Am Faschingsdienstag kurz vor Mitternacht kamen die Teilnehmer des Begräbnisses paarweise in die Kneipe hinein. Die Fahnenträger trugen Besen oder Rechen. Die Ministranten hatten zerraufte Haare, offene Hemden und um ihren Hals hing altes Küchenzeug (Vor 1960 ist es vorgekommen, dass die Ministranten eine Maske trugen.) Als Weihrauchkessel diente ein altes Kohlebügeleisen, der Weihwasserbehälter war ein altes Töpfchen. Den Faschingstoten trugen die Totenträger in einem Trog unter einem Bettlaken in die Kneipe. Der Bischof, der von zwei Kantoren begleitet wurde, las die Abschiedsrede vor, die oben bereits zitiert wurde. Auch der Gesang, bei dem der Bischof und der Chor einander Antwort geben, ist heute derselbe wie damals. Während des Gesangs jammerten die Klageweiber ununterbrochen, aber der Tote sagte ab und zu auch etwas, wie zum Beispiel: "Habt' s ten nichts zu saufen?". Am Ende des Spieles wurde der Tote mit Wasser begossen. Nach 1959 wurde er nur noch mit etwas Wasser aus dem Töpfchen bespritzt.

Die Wiederaufnahme der deutschen Bräuche begann mit der Bildung von Minderheitenselbstverwaltungen. Am frühesten wurde in Visegrád und Budaörs das Faschingsbegräbnis wieder aufgenommen. Ihrem Beispiel folgten die anderen Gemeinden (z.B. Budakalász, Dunabogdány) und auch diejenigen, wo der Brauch früher gar nicht gefeiert wurde (Solymár).

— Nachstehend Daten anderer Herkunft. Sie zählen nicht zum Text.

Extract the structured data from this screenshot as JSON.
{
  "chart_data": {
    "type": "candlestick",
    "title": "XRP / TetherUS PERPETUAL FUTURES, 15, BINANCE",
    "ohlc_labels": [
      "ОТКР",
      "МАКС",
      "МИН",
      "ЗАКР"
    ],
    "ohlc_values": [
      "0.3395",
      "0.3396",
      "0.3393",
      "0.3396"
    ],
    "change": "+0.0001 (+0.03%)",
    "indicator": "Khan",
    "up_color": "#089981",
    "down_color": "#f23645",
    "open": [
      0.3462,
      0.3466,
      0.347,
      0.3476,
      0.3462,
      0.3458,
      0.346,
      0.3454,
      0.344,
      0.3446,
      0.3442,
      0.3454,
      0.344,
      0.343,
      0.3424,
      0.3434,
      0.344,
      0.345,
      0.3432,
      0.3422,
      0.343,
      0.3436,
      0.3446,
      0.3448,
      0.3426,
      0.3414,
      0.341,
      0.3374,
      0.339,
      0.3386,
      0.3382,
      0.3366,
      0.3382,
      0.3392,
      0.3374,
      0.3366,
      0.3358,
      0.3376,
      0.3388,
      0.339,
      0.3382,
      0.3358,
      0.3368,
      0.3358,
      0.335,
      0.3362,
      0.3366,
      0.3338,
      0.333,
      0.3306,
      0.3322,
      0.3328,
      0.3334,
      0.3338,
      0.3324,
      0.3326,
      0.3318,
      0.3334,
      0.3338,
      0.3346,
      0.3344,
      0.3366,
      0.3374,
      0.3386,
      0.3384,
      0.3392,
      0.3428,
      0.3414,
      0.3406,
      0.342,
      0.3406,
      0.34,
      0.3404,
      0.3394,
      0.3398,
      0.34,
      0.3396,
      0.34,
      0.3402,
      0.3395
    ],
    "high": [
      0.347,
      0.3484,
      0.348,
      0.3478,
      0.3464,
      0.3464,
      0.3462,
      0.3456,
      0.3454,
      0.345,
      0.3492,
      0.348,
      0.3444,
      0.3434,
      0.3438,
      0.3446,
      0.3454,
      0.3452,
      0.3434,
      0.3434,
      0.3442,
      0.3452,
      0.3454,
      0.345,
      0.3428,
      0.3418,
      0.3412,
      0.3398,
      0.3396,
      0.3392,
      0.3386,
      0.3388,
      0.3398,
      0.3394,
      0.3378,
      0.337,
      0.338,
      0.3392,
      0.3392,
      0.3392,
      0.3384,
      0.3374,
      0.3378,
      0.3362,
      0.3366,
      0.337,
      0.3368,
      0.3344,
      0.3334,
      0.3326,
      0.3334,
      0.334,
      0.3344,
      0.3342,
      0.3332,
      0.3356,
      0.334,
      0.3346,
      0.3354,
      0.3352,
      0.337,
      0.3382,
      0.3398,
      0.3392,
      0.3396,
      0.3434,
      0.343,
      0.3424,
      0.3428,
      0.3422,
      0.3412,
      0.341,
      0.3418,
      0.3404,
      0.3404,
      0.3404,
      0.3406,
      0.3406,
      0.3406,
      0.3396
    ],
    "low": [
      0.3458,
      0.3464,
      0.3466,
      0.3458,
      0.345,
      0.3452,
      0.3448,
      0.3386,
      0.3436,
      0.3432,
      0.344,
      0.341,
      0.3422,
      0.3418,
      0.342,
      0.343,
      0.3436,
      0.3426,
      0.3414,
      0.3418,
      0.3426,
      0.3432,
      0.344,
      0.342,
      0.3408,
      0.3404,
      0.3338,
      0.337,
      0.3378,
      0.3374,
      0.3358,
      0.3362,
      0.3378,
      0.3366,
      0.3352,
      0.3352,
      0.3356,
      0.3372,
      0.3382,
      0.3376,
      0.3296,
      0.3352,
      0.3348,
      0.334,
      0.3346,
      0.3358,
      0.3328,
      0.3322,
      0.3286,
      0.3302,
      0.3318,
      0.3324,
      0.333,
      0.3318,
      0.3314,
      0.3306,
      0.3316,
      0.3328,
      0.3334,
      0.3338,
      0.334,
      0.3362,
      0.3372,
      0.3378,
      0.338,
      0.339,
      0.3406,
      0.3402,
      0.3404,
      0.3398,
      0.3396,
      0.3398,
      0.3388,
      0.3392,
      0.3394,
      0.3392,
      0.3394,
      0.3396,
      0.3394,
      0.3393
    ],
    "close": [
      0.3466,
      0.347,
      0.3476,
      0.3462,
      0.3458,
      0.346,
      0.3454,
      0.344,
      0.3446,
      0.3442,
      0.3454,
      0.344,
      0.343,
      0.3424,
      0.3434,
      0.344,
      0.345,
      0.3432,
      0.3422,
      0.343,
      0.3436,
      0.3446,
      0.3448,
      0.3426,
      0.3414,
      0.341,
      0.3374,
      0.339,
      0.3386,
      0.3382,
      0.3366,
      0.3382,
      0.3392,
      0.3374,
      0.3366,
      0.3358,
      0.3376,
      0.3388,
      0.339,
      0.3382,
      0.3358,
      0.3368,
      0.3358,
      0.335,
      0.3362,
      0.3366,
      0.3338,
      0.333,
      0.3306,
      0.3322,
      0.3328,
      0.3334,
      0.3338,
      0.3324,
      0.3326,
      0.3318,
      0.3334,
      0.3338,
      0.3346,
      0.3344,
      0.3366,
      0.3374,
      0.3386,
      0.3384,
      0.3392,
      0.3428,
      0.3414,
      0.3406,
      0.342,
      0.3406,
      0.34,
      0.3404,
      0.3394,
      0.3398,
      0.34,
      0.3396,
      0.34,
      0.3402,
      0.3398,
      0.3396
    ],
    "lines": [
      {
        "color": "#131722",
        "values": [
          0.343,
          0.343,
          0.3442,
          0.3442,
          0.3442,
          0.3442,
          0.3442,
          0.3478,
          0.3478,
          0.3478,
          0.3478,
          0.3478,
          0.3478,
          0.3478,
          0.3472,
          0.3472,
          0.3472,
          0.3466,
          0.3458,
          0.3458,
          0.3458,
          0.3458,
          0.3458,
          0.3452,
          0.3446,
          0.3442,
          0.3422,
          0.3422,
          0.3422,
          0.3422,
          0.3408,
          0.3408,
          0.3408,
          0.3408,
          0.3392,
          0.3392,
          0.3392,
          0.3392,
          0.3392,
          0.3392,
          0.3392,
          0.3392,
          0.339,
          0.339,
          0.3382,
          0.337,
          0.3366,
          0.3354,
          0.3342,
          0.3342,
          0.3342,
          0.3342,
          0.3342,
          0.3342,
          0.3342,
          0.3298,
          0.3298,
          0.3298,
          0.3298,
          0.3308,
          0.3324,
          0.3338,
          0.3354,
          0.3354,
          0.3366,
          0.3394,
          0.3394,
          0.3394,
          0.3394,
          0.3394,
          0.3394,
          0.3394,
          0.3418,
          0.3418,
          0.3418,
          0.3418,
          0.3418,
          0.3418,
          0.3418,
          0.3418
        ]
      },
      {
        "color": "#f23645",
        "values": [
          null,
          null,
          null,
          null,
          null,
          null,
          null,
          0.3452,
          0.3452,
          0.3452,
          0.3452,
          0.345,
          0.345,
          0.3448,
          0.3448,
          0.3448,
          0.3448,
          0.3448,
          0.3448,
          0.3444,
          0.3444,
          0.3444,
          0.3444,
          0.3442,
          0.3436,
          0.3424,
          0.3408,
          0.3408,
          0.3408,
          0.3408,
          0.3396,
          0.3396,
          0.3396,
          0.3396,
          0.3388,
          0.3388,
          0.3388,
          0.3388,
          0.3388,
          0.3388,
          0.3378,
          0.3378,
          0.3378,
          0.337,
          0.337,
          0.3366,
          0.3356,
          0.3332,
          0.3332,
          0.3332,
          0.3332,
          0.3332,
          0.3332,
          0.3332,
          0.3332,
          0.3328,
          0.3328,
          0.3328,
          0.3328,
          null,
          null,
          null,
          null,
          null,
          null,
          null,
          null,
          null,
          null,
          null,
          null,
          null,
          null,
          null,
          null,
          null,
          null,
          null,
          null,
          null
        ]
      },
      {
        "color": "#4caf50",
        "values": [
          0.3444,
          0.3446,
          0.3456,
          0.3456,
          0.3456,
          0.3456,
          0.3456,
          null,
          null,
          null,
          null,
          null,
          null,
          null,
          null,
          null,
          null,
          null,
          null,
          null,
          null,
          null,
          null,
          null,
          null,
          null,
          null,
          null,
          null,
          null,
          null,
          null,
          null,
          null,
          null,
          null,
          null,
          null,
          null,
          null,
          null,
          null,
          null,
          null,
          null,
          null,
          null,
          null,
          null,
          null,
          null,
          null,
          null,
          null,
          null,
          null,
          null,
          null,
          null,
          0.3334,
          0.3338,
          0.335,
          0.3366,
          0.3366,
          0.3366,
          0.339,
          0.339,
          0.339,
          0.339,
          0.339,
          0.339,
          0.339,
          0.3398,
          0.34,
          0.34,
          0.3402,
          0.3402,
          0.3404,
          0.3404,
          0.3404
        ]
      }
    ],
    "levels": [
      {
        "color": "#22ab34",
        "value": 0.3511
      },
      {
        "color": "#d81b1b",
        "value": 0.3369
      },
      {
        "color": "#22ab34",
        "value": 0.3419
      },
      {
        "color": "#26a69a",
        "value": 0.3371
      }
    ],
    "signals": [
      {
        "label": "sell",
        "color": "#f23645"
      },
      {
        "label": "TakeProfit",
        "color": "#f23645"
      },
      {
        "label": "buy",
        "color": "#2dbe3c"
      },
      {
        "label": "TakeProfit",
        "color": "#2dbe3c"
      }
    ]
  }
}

Der erneuerte Faschingsbrauch bei den Pilischer Gemeinden weist viele Gemeinsamkeiten auf. Alle werden von den deutschen Minderheitenvereinen organisiert und deren Leitern sind die Hauptorganisatoren. Die "Seele" der Veranstaltung ist oft jahrelang dieselbe Person. Ort der Feier ist das Kulturhaus, selten eine Gaststätte. Der Zeitpunkt der Veranstaltung ist der Faschingsdienstag. In traditionellen katholischen Gegenden bildet das Faschingsbegräbnis das Ende des Festes. In Solymár gehen die Leute bereits um 22 Uhr, in Visegrad um Mitternacht nach Hause. Wo der religiöse Hintergrund des Festes nicht mehr lebt, feiert man bis frühmorgens. Die Sprache der Veranstaltung ist heute grundlegend Ungarisch, wird aber mit dem örtlichen Dialekt und mit schwäbischen und lateinischen Parodien gemischt. In Pilisvörösvár liest der "Pfarrer" seine Rede sowohl auf Ungarisch als auch auf Deutsch vor, der Barbier spricht nur im Dialekt und die anderen Teilnehmer äußern sich nur auf Ungarisch. Heute gibt man dem Fasching auch öfters Namen, wie "Farsang Tóbiás", "Trinkoffen Sáni", "Karnevál Herceg" oder "Farschang Herceg".

Referenzen

Judit Tóth: Megújuló szokások a Pilis-hegység német közösségeiben. Faschingsbegräbnis. (Sich erneuernde Bräuche in den Gemeinden der Pilis-Gebirge. Faschingsbegräbnis.) In: Veronika Mészáros/Hajnalka Vörös: Háztörténetek. A dunántúli németek kultúrális jellemzői. (Hausgeschichten. Deutsche Spuren in den Donauländern.) Veszprém 2006.